- Developer: Avanquest
- Stable release: 5.17d / May 14, 2009; 16 years ago
- Operating system: Microsoft Windows
- Type: Personal information manager
- License: Commercial
- Website: www.Avanquest.com

= Mobile PhoneTools =

mobile PhoneTools is a program written by the French-based company Avanquest Software (formerly BVRP). The program allows users of Motorola and other brands of cellular phones to connect their cellular phones to their personal computer.

mobile PhoneTools is distributed as an OEM product with Motorola phones by some telcos. The Motorola edition of the software is called Motorola PhoneTools. mobile PhoneTools is sold online as a retail product as well. Another version of mobile PhoneTools, called Mobile Phone Suite, is a special edition designed to work with the Intel Centrino dual-core chip.

mobile PhoneTools requires Bluetooth, data cable, or IrDA connection to operate. The retail version can be purchased as a bundle with either a Bluetooth dongle or a data cable.
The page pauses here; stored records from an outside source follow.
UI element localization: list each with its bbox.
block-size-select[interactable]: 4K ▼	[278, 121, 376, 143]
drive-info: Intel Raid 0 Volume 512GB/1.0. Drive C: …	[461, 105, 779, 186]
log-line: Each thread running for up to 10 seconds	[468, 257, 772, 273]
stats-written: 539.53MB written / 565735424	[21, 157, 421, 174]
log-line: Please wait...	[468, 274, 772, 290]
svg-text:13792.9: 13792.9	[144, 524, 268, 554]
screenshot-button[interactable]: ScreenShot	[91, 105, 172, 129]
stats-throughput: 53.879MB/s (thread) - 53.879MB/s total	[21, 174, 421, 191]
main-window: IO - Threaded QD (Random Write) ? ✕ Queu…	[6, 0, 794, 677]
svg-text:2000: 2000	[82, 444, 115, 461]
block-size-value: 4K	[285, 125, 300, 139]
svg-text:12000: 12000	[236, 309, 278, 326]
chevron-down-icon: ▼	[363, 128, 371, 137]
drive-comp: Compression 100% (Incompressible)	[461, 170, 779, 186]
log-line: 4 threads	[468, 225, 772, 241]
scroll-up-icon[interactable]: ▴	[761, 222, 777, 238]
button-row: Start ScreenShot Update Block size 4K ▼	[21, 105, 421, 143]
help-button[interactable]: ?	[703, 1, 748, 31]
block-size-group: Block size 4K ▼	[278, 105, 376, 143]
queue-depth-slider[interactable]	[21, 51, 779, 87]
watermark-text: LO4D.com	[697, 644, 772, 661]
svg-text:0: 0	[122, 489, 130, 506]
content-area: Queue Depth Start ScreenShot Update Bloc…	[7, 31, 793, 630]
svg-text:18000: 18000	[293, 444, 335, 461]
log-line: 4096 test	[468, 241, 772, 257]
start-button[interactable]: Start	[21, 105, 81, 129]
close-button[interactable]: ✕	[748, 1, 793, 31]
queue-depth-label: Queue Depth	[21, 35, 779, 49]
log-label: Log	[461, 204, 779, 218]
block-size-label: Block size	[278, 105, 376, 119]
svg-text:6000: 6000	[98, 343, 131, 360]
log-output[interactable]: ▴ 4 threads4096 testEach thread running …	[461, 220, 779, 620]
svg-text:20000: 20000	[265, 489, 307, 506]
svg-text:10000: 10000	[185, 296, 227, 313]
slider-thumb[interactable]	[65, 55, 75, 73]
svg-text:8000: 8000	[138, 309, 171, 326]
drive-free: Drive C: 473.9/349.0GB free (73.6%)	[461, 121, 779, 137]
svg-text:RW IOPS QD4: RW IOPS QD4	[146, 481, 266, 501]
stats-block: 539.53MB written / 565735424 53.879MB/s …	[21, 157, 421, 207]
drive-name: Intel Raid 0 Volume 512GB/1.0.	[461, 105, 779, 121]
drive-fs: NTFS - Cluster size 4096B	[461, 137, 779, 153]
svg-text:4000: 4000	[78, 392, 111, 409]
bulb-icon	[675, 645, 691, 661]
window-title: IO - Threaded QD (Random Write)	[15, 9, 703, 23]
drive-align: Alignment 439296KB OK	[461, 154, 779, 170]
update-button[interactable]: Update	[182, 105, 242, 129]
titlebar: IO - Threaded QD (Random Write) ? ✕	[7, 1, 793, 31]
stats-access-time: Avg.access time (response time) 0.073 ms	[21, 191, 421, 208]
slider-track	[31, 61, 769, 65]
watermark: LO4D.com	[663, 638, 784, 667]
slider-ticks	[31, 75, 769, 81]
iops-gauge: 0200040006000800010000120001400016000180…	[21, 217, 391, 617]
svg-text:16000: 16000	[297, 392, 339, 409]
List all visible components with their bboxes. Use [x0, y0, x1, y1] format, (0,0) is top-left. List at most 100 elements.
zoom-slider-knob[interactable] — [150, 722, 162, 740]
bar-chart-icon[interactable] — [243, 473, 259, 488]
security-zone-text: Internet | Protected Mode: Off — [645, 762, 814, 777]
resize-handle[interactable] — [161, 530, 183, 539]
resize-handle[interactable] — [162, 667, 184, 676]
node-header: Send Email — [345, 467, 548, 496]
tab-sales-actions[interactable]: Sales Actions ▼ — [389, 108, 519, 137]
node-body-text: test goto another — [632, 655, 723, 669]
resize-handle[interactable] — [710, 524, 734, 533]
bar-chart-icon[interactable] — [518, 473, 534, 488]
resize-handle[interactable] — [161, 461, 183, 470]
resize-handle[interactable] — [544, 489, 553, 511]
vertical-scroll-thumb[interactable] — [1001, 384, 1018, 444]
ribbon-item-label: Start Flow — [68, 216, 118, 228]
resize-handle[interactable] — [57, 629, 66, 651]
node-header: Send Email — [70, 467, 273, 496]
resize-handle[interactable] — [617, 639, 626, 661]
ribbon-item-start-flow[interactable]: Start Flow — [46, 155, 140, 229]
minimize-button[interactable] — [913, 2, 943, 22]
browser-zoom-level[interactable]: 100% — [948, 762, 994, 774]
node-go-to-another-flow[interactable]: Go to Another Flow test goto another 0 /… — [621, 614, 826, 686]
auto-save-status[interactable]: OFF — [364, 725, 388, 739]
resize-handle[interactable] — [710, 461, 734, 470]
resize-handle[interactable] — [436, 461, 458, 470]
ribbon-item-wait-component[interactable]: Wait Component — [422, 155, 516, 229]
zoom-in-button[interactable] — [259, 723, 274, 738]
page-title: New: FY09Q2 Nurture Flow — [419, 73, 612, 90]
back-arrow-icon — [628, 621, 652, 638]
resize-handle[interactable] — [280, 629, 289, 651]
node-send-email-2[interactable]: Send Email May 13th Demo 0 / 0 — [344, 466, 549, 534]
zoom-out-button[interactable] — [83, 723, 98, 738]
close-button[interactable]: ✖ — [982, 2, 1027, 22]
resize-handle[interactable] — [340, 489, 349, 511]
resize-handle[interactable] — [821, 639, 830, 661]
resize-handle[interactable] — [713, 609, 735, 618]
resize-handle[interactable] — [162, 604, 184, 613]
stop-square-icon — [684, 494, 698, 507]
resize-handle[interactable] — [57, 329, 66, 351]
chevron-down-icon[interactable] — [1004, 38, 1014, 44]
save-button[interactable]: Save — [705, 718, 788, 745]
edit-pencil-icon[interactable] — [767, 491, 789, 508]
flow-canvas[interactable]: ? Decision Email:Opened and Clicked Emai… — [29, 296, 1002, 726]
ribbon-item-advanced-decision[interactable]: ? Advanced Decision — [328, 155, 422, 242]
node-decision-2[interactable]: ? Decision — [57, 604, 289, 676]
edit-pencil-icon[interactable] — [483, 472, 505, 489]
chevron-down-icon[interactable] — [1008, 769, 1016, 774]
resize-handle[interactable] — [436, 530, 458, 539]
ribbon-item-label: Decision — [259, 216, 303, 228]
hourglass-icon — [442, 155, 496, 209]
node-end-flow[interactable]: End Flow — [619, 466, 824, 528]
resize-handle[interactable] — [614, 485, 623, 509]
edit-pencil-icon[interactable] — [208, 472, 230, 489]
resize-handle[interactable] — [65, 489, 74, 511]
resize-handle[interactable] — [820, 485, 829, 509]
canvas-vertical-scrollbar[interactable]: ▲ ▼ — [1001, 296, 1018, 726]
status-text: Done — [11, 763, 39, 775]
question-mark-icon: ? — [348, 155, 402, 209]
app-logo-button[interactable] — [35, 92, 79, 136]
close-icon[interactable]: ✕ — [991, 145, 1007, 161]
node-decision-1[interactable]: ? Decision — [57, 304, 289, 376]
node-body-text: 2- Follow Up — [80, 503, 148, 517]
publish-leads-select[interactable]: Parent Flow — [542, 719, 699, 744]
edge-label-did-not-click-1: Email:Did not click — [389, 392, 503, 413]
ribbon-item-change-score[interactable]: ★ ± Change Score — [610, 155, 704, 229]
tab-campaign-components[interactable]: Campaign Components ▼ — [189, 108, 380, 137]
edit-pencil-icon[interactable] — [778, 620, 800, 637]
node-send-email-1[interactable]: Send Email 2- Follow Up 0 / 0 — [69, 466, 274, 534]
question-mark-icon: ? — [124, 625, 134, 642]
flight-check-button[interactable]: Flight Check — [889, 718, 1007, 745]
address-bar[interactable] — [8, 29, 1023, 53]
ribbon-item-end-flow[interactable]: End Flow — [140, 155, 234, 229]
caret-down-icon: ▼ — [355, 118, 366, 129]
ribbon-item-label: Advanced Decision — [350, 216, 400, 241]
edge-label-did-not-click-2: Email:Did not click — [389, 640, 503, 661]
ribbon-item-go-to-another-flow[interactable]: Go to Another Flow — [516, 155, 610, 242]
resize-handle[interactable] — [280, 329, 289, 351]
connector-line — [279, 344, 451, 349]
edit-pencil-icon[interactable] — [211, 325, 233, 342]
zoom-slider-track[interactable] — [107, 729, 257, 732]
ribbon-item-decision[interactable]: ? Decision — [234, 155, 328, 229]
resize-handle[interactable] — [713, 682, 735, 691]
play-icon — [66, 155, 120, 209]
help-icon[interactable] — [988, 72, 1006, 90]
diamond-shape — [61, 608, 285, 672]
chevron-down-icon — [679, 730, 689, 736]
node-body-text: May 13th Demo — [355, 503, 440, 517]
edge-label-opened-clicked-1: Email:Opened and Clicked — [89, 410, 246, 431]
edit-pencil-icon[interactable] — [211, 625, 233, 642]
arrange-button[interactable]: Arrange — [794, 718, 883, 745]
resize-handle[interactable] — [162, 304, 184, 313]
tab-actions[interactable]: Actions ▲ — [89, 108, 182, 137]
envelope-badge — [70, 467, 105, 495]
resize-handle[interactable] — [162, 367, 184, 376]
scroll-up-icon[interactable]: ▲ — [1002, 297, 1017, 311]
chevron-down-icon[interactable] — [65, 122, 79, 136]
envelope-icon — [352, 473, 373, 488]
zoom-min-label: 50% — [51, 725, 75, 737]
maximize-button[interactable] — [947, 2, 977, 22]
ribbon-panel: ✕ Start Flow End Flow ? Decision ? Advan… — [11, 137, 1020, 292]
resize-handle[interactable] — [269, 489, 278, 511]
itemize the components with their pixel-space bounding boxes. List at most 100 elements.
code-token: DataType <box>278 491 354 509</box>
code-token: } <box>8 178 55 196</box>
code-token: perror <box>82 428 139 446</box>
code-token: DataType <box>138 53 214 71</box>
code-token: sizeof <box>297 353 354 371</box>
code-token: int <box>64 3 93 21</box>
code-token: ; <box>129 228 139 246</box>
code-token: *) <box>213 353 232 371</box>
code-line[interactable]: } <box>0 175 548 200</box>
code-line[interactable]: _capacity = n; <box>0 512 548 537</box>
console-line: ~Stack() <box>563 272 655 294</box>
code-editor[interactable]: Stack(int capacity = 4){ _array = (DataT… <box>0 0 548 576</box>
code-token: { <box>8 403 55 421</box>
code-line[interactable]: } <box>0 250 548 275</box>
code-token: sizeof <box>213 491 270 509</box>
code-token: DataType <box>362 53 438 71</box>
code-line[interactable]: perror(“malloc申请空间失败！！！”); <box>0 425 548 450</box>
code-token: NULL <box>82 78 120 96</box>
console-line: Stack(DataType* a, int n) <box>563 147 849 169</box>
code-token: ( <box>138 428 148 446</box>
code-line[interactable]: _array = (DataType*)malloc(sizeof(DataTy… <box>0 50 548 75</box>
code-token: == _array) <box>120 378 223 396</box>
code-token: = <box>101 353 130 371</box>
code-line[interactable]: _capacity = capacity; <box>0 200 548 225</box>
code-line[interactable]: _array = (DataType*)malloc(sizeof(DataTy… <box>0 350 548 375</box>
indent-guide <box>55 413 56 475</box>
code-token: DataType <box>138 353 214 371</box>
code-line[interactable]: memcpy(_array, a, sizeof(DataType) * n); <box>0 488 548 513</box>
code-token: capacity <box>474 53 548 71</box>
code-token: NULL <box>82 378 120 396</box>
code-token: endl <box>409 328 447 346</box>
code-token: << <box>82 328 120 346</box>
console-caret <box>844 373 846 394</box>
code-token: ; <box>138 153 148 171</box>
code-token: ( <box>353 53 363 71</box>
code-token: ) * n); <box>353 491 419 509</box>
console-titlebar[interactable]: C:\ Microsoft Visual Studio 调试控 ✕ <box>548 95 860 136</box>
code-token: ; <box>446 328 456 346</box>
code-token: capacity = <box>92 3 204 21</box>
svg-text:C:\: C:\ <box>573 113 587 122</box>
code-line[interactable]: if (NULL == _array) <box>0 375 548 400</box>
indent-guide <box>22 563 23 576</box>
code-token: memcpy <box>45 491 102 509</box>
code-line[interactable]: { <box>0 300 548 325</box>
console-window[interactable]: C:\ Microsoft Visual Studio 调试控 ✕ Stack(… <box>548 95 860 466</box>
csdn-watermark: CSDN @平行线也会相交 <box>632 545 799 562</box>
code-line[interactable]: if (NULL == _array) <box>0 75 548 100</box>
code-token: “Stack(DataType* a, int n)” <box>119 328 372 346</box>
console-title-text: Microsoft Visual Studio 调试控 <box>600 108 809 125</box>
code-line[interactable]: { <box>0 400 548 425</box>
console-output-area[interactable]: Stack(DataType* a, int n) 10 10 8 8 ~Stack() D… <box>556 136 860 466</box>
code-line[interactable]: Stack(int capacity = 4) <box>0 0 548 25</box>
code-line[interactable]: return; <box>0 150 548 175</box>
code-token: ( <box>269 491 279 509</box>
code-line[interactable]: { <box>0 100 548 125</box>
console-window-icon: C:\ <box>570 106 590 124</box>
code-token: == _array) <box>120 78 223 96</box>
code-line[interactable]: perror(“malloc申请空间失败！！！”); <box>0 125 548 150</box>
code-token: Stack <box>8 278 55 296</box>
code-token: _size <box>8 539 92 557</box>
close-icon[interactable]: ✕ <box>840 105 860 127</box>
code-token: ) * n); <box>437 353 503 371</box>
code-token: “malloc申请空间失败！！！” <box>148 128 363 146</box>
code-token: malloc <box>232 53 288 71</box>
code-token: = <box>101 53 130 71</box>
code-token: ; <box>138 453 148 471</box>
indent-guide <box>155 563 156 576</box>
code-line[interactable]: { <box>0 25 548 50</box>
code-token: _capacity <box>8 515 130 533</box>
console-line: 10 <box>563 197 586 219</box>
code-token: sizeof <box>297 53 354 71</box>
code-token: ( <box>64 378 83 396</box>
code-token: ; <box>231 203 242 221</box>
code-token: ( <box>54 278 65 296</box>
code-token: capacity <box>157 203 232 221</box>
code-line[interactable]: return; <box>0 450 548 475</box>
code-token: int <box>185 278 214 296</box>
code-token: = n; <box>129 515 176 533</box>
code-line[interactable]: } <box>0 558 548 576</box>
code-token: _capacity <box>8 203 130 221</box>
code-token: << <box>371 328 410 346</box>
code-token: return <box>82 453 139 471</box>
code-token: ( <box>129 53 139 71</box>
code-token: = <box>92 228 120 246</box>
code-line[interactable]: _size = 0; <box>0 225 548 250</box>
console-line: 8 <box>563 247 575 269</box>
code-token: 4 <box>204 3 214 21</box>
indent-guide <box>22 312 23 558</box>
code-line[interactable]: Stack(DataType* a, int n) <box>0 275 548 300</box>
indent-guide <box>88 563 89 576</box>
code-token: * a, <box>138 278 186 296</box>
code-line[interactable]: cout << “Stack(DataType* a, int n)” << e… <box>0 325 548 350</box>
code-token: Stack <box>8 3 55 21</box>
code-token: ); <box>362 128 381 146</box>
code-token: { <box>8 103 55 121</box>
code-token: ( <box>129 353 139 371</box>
Following functionalities are included in the retail version of mobile PhoneTools:
- Synchronizing of phonebook and calendar with personal information manager (e.g. Microsoft Outlook).
- Connecting the computer to the Internet via cell phone's data service (e.g. GPRS, EDGE).
- Reading and composing text messages or emails on the computer.
- Transferring of sound, image, and video files between computer and cell phone. (does not support Java ME MIDlets)
- Updating cell phone firmware.

==Reception==
Bruce Brown for PCMag gave the program a four out of five.